Whether Mr. McCain’s move to the right will save his political career remains unclear.
The senator has led the race consistently since January, although poll numbers have swung wildly. An April 16 Rasmussen Reports survey showed Mr. McCain leading among primary voters by five percentage points, while a Behavior Research Center poll released Wednesday found the incumbent with a 26-point lead. On Thursday, a Public Policy Polling survey found Mr. McCain ahead by 11 percentage points - 46 percent to 35 percent.
More worrisome for the McCain campaign is his favorability rating, which remains consistently low. About 34 percent of Arizona voters surveyed approve of his job performance, while 55 percent disapprove, according to the Public Policy Polling results. Even among Republican voters, 44 percent approved of Mr. McCain’s job performance, while 45 percent said they disapproved.
McCain spokesman Brian Rogers called the senator’s position “fully consistent” with his previous work on immigration. While Mr. McCain was a prime mover on the 2007 immigration legislation that would have streamlined the citizenship process for illegal immigrants, Mr. Rogers said, the senator has since called for tightening border security.
“Since the last effort failed in 2007, he’s said the border has to be secured first before we address anything else,” said Mr.
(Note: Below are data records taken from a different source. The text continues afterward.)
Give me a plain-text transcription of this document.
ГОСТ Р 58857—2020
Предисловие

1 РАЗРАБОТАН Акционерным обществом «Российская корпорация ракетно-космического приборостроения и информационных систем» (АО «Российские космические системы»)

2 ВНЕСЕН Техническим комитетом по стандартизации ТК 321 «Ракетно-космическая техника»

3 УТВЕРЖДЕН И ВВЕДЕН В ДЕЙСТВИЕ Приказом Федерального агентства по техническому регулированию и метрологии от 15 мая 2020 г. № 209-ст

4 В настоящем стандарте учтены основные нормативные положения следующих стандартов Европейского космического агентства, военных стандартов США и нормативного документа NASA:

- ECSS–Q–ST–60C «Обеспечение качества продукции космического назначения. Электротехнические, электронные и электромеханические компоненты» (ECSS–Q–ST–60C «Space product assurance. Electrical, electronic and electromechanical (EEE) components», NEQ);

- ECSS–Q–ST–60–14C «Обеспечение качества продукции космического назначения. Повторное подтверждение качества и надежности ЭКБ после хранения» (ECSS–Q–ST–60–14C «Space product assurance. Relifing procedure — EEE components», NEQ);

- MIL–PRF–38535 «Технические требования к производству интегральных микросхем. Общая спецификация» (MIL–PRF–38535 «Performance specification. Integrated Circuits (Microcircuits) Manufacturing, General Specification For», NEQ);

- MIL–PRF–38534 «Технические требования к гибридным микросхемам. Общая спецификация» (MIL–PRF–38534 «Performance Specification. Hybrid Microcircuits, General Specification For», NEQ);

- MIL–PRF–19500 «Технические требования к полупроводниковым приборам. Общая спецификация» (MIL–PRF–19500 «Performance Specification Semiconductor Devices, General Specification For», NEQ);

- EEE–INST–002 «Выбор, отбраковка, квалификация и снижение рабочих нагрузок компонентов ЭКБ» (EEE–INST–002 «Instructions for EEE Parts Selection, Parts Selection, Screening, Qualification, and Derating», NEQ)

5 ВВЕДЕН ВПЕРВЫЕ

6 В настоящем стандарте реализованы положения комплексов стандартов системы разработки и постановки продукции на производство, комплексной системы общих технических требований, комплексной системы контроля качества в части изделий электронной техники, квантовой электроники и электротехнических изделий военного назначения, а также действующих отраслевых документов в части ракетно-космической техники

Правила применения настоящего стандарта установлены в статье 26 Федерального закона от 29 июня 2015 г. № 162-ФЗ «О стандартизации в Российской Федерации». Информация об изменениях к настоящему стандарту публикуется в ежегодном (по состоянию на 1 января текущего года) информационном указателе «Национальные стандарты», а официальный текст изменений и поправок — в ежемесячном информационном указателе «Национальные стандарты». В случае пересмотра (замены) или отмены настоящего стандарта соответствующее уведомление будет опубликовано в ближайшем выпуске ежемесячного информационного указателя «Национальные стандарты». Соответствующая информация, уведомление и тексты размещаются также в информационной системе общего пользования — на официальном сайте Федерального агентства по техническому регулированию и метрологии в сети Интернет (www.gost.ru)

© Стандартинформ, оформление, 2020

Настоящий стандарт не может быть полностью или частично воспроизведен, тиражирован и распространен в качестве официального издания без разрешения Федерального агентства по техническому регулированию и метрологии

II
Rogers. “They say deploying the National Guard is an election-year conversion, but McCain’s been calling for troops since March 2009, before the election was a glint in J.D. Hayworth’s eye.”
Dee Dee Blase, founder of Somos Republicans, an Arizona Hispanic Republican group, chalked up Mr. McCain’s hard-line stance to his need to defend himself against the Hayworth campaign’s attacks. Mr. Hayworth has made border security, and Mr. McCain’s perceived support for amnesty, the centerpiece of his primary challenge.